Qiu Miao-Zhen, Bai Yuxian, Wang Jufeng, Gu Kangsheng, Yang Mudan, He Yifu, Yi Cheng, Jin Yongdong, Liu Bo, Wang Feng, Chen Yu-Kun, Dai Wei, Jiang Yingyi, Huang Chuanpei, Xu Rui-Hua, Luo Hui-Yan
Department of Medical Oncology, Sun Yat-sen University Cancer Center, State Key Laboratory of Oncology in South China, Guangdong Provincial Clinical Research Center for Cancer, Sun Yat-sen University, Guangzhou, PR China.
Research Unit of Precision Diagnosis and Treatment for Gastrointestinal Cancer, Chinese Academy of Medical Sciences, Guangzhou, PR China.
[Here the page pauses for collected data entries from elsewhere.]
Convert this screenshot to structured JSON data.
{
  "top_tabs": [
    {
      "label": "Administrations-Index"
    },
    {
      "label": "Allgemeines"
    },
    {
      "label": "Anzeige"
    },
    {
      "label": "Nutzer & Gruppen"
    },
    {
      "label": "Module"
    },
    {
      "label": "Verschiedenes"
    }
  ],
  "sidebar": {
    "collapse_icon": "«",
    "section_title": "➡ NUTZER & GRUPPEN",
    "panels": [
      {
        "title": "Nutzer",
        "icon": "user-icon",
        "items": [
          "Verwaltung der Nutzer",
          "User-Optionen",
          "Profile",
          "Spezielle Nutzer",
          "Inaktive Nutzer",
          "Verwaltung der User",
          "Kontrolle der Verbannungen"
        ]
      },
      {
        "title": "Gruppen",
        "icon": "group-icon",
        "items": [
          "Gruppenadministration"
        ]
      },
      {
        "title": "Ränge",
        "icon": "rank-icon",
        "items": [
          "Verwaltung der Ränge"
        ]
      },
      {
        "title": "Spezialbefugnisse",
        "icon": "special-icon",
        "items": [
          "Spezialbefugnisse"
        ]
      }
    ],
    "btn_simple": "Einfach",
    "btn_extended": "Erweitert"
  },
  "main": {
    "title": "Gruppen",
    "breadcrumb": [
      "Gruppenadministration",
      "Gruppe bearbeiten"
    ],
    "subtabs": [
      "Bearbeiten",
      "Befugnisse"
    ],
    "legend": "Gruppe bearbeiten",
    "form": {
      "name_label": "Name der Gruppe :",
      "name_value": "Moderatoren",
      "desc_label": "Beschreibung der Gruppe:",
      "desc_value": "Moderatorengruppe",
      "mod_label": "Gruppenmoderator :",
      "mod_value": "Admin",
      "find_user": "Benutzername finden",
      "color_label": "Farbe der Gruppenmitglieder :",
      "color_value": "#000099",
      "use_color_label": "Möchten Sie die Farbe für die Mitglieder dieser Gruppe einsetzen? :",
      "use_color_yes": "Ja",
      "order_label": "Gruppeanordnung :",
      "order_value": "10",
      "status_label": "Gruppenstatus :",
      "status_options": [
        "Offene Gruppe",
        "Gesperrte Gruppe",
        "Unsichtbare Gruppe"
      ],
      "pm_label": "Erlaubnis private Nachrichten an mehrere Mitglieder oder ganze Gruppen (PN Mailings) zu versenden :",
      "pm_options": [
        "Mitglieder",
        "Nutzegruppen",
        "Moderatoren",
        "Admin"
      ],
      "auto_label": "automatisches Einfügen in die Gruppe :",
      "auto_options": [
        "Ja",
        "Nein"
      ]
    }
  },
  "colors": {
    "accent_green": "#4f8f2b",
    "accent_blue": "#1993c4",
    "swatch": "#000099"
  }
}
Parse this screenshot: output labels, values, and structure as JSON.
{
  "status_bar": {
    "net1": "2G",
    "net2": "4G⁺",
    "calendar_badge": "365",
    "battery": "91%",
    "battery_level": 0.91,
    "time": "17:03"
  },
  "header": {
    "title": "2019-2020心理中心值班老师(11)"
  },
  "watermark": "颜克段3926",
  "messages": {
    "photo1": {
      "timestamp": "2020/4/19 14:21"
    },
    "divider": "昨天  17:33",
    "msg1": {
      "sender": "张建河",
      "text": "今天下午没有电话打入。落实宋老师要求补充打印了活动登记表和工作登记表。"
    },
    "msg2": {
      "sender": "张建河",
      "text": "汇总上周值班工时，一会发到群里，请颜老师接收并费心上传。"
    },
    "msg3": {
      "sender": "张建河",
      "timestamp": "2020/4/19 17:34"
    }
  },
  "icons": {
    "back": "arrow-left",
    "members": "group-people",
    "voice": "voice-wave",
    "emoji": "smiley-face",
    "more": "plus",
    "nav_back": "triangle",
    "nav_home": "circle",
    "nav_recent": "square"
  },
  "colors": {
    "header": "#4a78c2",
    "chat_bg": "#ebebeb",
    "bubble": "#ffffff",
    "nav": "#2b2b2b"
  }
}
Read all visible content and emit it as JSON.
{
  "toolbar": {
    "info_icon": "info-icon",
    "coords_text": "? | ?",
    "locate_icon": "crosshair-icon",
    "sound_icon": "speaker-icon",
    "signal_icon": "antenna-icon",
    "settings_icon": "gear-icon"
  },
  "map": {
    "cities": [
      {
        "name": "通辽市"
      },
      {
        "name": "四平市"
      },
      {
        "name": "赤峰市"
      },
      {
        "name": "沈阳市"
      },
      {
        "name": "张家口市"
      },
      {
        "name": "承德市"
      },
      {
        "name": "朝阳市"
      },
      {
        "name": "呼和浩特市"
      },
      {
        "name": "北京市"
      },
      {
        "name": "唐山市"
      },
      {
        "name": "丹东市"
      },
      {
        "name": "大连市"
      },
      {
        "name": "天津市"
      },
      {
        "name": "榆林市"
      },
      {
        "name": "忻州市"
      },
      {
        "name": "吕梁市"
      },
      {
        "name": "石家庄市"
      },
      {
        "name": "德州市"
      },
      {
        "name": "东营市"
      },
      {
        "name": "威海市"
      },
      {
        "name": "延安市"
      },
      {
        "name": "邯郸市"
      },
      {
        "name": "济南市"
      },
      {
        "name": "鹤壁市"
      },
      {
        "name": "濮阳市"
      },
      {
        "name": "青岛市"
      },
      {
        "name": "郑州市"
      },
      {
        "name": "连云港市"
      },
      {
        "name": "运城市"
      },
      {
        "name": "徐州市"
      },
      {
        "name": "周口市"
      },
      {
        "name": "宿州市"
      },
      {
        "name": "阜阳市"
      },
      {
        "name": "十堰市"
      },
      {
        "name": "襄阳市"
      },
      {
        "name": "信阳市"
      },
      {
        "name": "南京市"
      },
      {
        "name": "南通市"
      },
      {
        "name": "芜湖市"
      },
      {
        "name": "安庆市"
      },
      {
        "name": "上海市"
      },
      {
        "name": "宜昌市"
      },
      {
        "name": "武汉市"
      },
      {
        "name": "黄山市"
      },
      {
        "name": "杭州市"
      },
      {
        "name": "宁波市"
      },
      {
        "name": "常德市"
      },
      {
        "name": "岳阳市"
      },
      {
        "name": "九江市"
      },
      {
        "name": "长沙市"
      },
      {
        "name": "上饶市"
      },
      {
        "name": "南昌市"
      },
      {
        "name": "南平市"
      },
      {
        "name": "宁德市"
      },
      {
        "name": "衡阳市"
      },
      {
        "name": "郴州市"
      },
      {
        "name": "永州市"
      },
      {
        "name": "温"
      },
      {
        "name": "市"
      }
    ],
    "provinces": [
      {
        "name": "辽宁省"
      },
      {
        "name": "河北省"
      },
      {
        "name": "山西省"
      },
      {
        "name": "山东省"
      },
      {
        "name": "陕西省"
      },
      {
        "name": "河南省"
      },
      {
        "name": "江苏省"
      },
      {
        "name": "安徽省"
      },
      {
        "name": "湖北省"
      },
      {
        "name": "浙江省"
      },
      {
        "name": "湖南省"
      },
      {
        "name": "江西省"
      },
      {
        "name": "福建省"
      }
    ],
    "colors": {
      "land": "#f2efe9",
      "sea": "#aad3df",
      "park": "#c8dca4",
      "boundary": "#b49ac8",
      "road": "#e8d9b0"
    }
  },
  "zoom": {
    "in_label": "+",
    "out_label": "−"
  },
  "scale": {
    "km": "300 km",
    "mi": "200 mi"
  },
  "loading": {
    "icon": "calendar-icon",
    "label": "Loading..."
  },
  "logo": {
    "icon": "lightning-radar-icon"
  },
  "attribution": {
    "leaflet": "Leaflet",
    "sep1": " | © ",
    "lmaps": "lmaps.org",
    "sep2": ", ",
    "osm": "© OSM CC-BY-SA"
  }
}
Signal Transduct Target Ther. 2024 Dec 16;9(1):349. doi: 10.1038/s41392-024-02063-0.
This phase 2/3 trial (NCT04856787) assessed the efficacy and safety of SHR-1701, a bifunctional protein targeting PD-L1 and TGF-β, in combination with BP102 (a bevacizumab biosimilar) and XELOX (capecitabine plus oxaliplatin) as a first-line treatment for unresectable metastatic colorectal cancer (mCRC). In this phase 2 study, a total of 62 patients with untreated, histologically confirmed colorectal adenocarcinoma and no prior systemic therapy for metastatic disease were enrolled. Patients received SHR-1701 (30 mg/kg), bevacizumab (7.5 mg/kg), and oxaliplatin (130 mg/m) intravenously on day 1, along with oral capecitabine (1 g/m twice daily) on days 1-14 of 21-day cycles. Up to eight induction cycles were administered, followed by maintenance therapy for responders or those with stable disease. The primary endpoints were safety and objective response rate (ORR) per RECIST v1.1. The combination achieved an ORR of 59.7% and a disease control rate (DCR) of 83.9%. Median progression-free survival (PFS) was 10.3 months (95% CI: 8.3-13.7), with 6- and 12-month PFS rates of 77.2% and 41.3%, respectively. The estimated 12-month overall survival (OS) rate was 67.7%. Grade ≥3 treatment-related adverse events (TRAEs) were reported in 59.7% of patients, with anemia and neutropenia (8.1% each) being the most common. Retrospective DNA sequencing revealed that high tumor mutational burden, neo-antigens, and SBS15 enrichment correlated with better responses. Elevated baseline lactate dehydrogenase was linked to shorter PFS. SHR-1701 combined with XELOX and bevacizumab demonstrated a manageable safety profile and potent antitumor activity in unresectable mCRC.
这项2/3期试验(NCT04856787)评估了双功能蛋白SHR-1701(靶向程序性死亡受体配体1(PD-L1)和转化生长因子-β(TGF-β))联合BP102(贝伐珠单抗生物类似药)和XELOX(卡培他滨加奥沙利铂)作为不可切除转移性结直肠癌(mCRC)一线治疗的疗效和安全性。在这项2期研究中,总共纳入了62例未经治疗、经组织学确诊为结肠腺癌且既往未接受过转移性疾病全身治疗的患者。患者在第1天静脉注射SHR-1701(30mg/kg)、贝伐珠单抗(7.5mg/kg)和奥沙利铂(130mg/m²),并在21天周期的第1 - 14天口服卡培他滨(1g/m²,每日两次)。最多给予8个诱导周期,随后对缓解者或病情稳定者进行维持治疗。主要终点是根据实体瘤疗效评价标准(RECIST)v1.1的安全性和客观缓解率(ORR)。该联合方案的ORR为59.7%,疾病控制率(DCR)为83.9%。中位无进展生存期(PFS)为10.3个月(95%置信区间:8.3 - 13.7),6个月和12个月的PFS率分别为77.2%和41.3%。估计12个月总生存率(OS)为67.7%。59.7%的患者报告了≥3级治疗相关不良事件(TRAEs),最常见的是贫血和中性粒细胞减少(各8.1%)。回顾性DNA测序显示,高肿瘤突变负担、新抗原和SBS15富集与更好的反应相关。基线乳酸脱氢酶升高与较短的PFS相关。SHR-1701联合XELOX和贝伐珠单抗在不可切除的mCRC中显示出可控的安全性和强大的抗肿瘤活性。